Smarter Web vende Bitcoin e quita dívida de US$ 11,7 mi
A Smarter Web Company vendeu parte de sua tesouraria em Bitcoin para quitar uma linha de dívida conversível de US$ 11,7 milhões mantida pela gestora TOBAM. De acordo com a companhia, a medida buscou ampliar a flexibilidade do balanço e evitar a diluição acionária caso o instrumento fosse convertido em ações.
A operação envolveu a venda de 177,8909127 BTC a um preço médio de US$ 65.762 por unidade. Como resultado, a Smarter Web levantou US$ 11.698.540 e concluiu a liquidação cerca de duas semanas antes do prazo previsto. Ainda assim, a companhia afirmou que mantém 2.700 BTC em tesouraria após a transação.
A empresa detalhou o encerramento antecipado da obrigação conhecida como Smarter Convert.
Empresa usou Bitcoin para reduzir passivo financeiro
À primeira vista, a venda de reservas em Bitcoin por uma companhia com estratégia de tesouraria no ativo pode sugerir perda de convicção. No entanto, neste caso, a decisão teve foco em gestão de passivos. Em outras palavras, a Smarter Web não indicou abandono de sua tese ligada ao Bitcoin.
A companhia utilizou BTC para extinguir uma obrigação financeira específica antes do vencimento. Dessa forma, eliminou o risco de conversão futura da dívida em ações ordinárias. Além disso, a administração evitou a emissão de 7.718.551 novas ações, número que reduziria a participação relativa dos atuais acionistas.
Esse ponto ajuda a explicar o racional da operação. Em vez de manter a dívida em aberto, a empresa reduziu uma fração de sua posição em Bitcoin e removeu o compromisso do balanço. Assim, trocou parte do estoque de BTC por uma estrutura de capital menos pressionada.
Decisão mirou estrutura de capital, não mudança de tese
Empresas com estratégia corporativa em Bitcoin costumam ganhar destaque quando ampliam compras e elevam reservas. Contudo, a venda promovida pela Smarter Web teve um objetivo pontual. A saber, a transação serviu para liquidar uma estrutura de financiamento específica e preservar a base acionária existente.
Isso diferencia o movimento de outras vendas observadas no mercado cripto. Segundo a lógica apresentada pela empresa, não houve sinal de perda de confiança no Bitcoin. Da mesma forma, a companhia não indicou pressão imediata de caixa como motivo central da operação. Pelo contrário, enquadrou a decisão como escolha de estrutura de capital.
Para os acionistas, o efeito prático é relevante. A emissão de milhões de novas ações ordinárias teria impacto dilutivo imediato sobre o valor por ação. Por outro lado, a venda de parte das reservas em Bitcoin alterou apenas o tamanho da posição em BTC, preservou o capital social e retirou uma obrigação financeira do balanço.

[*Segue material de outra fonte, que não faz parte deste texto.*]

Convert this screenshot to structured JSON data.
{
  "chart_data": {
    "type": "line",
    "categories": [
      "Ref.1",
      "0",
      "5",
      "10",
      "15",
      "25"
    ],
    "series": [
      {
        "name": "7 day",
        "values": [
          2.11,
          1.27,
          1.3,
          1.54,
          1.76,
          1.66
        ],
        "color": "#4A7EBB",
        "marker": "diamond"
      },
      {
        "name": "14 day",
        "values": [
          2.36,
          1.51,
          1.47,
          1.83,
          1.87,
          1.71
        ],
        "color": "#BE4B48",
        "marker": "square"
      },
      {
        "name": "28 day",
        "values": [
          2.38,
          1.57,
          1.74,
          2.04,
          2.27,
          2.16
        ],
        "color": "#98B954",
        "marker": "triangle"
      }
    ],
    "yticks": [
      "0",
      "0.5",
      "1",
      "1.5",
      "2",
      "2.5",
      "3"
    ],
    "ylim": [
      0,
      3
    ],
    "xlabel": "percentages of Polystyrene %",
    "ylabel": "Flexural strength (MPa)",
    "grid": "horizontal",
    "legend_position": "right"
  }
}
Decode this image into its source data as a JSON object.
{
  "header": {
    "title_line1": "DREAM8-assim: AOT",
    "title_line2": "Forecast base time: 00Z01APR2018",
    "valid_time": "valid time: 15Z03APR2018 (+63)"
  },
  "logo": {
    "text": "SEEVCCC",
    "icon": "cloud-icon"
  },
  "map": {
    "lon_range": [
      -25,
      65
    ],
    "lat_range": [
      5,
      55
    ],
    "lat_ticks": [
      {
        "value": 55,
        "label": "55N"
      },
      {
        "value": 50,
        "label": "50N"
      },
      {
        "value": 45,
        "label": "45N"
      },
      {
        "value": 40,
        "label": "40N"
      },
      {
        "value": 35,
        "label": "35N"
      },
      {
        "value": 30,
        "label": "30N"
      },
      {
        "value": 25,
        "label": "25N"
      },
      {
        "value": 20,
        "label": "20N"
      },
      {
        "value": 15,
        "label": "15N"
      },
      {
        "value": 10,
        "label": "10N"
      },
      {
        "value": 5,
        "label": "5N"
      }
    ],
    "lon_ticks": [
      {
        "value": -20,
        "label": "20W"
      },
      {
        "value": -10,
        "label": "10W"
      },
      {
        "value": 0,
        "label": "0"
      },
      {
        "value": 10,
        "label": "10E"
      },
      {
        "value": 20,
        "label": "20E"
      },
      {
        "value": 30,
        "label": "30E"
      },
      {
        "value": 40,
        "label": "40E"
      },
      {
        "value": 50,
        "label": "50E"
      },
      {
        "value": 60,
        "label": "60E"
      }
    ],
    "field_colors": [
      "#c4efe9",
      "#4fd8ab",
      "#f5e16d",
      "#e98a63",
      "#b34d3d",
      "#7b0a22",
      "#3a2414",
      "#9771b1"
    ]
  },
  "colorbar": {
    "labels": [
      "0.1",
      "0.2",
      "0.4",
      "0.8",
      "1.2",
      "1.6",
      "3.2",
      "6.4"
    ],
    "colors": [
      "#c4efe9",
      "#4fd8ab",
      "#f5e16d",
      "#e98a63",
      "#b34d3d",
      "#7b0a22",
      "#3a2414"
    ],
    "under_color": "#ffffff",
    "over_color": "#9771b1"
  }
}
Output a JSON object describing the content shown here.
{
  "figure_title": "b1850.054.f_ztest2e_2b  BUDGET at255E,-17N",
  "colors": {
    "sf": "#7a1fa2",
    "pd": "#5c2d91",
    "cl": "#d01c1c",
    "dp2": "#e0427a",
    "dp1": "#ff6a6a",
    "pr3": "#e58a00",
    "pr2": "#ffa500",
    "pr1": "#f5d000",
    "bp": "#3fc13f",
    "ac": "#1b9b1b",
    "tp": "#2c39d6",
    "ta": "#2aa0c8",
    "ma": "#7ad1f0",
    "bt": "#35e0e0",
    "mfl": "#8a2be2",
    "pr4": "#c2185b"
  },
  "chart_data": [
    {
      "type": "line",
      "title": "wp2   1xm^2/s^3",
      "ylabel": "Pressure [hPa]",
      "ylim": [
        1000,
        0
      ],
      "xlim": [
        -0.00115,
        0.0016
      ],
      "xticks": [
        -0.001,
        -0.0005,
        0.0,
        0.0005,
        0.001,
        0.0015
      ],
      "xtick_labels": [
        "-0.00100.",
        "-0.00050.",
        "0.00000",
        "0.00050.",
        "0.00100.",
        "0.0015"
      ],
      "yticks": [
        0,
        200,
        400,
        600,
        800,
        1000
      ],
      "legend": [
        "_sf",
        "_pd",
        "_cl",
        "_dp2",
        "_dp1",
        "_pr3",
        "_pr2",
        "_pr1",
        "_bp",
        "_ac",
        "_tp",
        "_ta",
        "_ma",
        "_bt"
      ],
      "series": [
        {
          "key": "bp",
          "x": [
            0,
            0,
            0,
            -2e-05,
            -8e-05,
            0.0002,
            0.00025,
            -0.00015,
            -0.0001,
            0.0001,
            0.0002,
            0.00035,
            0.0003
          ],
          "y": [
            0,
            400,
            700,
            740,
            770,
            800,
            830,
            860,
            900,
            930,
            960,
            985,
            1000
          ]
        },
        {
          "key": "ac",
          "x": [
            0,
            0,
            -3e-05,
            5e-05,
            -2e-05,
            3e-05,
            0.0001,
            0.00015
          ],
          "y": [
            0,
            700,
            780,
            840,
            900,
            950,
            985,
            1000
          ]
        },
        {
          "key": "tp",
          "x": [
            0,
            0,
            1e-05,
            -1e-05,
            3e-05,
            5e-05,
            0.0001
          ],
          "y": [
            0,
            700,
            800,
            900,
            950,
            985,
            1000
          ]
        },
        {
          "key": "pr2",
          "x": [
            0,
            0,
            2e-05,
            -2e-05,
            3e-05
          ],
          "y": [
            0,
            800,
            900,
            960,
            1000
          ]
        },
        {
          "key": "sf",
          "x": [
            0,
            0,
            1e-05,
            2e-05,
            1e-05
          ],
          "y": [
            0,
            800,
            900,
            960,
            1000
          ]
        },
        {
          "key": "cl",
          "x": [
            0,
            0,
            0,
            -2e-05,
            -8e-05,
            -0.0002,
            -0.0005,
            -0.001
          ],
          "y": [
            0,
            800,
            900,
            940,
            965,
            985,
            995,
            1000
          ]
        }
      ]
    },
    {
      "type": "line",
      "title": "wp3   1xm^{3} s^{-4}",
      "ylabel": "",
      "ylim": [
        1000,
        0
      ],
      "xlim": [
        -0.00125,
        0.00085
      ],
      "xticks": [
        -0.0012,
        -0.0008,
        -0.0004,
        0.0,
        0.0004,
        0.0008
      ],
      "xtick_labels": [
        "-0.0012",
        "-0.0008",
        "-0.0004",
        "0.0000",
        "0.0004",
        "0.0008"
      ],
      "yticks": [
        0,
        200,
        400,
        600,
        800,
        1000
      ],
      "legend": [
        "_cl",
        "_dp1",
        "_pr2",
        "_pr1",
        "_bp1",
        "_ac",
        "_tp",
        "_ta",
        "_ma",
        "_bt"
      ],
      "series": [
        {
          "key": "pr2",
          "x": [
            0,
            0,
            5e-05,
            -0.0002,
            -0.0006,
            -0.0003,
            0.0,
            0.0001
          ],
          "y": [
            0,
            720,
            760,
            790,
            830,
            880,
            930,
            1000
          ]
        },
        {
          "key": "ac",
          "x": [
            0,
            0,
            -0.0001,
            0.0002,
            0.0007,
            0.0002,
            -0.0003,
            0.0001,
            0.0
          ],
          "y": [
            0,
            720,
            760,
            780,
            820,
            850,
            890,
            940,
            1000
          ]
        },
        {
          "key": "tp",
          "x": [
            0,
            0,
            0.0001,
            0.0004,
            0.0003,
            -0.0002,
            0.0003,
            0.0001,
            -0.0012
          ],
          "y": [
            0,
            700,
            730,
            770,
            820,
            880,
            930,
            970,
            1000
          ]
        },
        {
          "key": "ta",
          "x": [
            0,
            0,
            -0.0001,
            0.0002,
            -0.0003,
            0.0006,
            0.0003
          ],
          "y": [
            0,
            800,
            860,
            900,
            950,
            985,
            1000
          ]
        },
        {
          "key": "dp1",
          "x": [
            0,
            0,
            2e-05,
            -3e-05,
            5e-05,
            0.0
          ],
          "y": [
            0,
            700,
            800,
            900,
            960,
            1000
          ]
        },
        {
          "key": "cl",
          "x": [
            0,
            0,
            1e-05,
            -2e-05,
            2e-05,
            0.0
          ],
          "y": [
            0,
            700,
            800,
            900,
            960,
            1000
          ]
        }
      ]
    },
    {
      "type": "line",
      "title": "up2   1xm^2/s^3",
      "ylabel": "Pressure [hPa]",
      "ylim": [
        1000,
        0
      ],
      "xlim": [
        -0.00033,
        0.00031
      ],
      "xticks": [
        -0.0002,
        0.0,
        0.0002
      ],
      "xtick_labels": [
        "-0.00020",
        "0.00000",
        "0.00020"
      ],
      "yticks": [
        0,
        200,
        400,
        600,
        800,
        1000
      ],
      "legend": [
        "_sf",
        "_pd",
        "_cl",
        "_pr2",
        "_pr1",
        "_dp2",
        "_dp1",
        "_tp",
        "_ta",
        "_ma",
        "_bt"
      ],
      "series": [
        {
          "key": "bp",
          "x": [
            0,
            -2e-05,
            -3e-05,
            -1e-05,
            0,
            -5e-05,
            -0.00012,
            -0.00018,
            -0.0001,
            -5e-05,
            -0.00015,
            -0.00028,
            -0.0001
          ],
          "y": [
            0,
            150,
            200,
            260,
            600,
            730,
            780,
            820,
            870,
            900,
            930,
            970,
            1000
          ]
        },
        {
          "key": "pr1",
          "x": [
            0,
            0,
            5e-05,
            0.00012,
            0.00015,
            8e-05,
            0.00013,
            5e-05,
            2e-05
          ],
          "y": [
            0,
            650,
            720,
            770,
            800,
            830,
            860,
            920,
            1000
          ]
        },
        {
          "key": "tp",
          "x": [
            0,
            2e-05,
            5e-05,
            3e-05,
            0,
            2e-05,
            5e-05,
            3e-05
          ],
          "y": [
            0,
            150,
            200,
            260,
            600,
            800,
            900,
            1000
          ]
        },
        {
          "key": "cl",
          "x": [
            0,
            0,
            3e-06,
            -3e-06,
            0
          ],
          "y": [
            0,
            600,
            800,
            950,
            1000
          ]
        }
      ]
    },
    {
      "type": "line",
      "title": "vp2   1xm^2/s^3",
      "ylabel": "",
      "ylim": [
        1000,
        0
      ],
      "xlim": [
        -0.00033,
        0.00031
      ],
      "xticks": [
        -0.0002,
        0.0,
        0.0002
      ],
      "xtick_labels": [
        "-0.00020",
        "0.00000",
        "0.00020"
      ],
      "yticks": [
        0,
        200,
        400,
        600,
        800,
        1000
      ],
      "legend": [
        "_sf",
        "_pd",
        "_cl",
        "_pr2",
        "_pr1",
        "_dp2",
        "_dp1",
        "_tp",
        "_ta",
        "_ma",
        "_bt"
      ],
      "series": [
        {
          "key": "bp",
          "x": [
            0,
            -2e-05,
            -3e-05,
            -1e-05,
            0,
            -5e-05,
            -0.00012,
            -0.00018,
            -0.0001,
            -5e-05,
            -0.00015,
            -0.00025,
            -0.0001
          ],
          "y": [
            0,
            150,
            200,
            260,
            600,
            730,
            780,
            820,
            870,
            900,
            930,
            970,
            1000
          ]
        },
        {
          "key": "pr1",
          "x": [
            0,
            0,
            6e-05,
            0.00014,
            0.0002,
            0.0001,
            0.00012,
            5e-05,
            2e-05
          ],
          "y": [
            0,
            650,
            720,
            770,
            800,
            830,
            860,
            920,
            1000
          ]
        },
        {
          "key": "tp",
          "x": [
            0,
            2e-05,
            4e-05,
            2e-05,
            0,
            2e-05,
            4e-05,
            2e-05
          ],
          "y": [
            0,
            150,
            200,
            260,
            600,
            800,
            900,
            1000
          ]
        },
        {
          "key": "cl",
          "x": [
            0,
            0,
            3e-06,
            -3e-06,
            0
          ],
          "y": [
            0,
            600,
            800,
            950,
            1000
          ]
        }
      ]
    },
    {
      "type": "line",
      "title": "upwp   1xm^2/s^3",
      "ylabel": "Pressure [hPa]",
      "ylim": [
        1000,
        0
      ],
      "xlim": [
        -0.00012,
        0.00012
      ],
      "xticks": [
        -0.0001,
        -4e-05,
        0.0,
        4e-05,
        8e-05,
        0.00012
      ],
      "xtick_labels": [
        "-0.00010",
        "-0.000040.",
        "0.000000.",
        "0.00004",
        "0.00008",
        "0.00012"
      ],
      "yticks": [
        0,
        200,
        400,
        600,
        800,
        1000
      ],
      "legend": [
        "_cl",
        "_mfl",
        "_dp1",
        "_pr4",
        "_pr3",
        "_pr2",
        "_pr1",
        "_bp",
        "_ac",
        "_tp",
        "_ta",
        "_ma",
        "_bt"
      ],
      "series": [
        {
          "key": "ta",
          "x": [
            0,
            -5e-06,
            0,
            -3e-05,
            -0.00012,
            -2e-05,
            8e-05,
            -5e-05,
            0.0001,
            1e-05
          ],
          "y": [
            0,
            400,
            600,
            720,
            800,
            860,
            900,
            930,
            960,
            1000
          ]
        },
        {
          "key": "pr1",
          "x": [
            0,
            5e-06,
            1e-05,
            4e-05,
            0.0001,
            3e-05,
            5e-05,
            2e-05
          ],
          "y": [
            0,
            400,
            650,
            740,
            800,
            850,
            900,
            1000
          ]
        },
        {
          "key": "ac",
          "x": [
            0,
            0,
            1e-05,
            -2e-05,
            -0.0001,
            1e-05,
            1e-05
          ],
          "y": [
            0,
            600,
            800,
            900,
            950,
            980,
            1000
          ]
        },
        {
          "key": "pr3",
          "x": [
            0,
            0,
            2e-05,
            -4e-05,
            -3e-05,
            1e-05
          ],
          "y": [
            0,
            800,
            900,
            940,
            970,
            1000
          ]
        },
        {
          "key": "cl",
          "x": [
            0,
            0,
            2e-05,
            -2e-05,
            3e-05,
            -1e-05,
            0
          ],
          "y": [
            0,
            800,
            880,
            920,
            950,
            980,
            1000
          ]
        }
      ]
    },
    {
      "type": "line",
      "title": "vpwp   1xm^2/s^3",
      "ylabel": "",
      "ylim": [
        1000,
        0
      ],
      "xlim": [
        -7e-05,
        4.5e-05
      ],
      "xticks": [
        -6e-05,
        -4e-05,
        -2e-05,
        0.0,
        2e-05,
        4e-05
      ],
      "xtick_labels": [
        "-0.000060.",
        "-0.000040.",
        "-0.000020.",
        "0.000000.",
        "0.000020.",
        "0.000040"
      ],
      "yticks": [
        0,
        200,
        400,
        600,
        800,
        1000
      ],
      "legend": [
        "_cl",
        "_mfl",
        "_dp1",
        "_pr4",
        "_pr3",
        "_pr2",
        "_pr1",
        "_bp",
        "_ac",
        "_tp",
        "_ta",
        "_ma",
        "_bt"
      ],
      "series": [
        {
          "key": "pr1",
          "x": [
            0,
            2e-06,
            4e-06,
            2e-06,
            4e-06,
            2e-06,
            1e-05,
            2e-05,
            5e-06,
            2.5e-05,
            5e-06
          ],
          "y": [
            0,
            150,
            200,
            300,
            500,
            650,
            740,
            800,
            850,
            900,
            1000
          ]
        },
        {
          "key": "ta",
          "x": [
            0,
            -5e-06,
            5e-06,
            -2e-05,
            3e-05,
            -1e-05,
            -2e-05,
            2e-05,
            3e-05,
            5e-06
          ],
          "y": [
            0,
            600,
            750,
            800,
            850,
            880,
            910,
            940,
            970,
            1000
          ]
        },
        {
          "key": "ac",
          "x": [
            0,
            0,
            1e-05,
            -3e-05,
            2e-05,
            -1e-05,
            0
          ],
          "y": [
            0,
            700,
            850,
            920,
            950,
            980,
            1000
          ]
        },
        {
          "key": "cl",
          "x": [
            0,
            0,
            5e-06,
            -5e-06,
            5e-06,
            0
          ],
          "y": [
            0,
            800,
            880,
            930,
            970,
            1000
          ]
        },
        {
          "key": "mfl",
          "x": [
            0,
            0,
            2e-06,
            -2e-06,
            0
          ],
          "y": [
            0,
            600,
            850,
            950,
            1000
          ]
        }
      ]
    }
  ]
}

Smarter Web mantém 2.700 BTC em tesouraria
Mesmo após a venda, a Smarter Web Company informou que segue com 2.700 BTC em tesouraria. Portanto, o volume remanescente reforça que a companhia não desfez sua estratégia ligada ao Bitcoin. Em vez disso, usou apenas uma parcela da reserva para resolver uma obrigação financeira concreta.
Esse tipo de decisão mostra que empresas expostas ao mercado de criptomoedas nem sempre usam ativos digitais apenas para acumulação. Em determinadas circunstâncias, as reservas também funcionam como ferramenta de gestão financeira. Sobretudo quando a administração entende que preservar a estrutura acionária pode trazer mais valor do que manter toda a posição em BTC intacta.
Resumo da operação anunciada pela companhia
Em resumo, a Smarter Web Company vendeu 177,8909127 BTC a um preço médio de US$ 65.762 por unidade. Com isso, levantou US$ 11.698.540 e quitou antecipadamente a dívida conversível mantida pela TOBAM. Além disso, evitou a emissão de 7.718.551 ações ordinárias. Por fim, manteve 2.700 BTC em caixa, o que reforça que a transação mirou a quitação do passivo, e não uma mudança ampla em sua estratégia de tesouraria.